Puisque la question du pourquoi tenir ne se pose pas à lui, il cherche comment tenir.
L'imaginaire, les voyages intérieurs l'exfiltrent de son caveau, jouant avec «les portes de la psychose, portes qui [sont] difficiles à refermer. ». Il vagabonde dans l'espace-temps selon une continuité que le lecteur est libre d'établir ou non selon qu'il considère ces rêves comme une constellation ou des objets célestes isolés, un peu comme l'humanité finalement.
Comme souvent chez Jack London (qui a connu la prison), le propos humaniste n'est pas loin. Ici, l'enfer carcéral est d'autant mieux rendu que son héros n'est pas fondamentalement sympathique. Ce n'est pas une victime, il a tué, et pourtant il en devient une par la grâce de la prison.
La puissance du trait d'un Riff Reb's qui a le chic pour poser ses tripes sur la table de dessin et la bichromie ponctuellement interrompue par une case rouge colère ou une planche aux tons passés, surranés, donnent une modernité à un récit universel.[/url]
L'encrage profond, maîtrisé, rend chaque personnage, jusqu'à la plus infime silhouette, partie prenante de l'histoire.

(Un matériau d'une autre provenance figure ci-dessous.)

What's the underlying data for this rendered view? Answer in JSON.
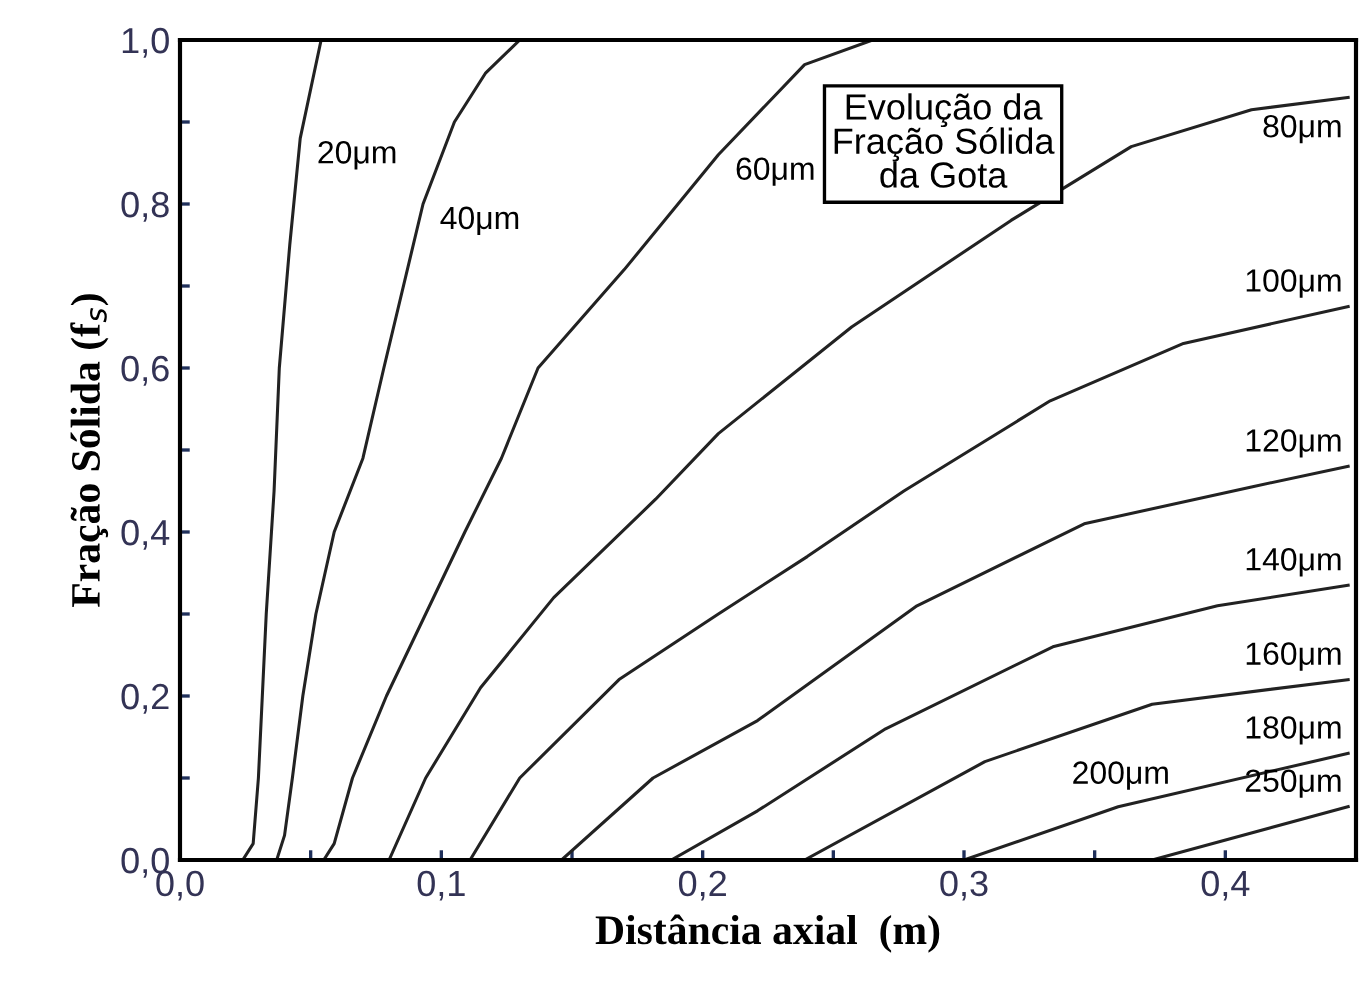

Des destins qui se croisent, se heurtent, faisant de Darell Standing le dépositaire de ces « dix mille générations » qui continuent à construire son destin.
Pas de temps mort dans la narration, y compris lors des voyages oniriques, ce qui est tout de même une sacrée prouesse vue l'immobilisation contrainte du personnage. Pas de déprime non plus à l'horizon lorsque l'on ferme le livre, ce qui est là aussi, une belle prouesse pour un livre sur la prison en une veille de Noël.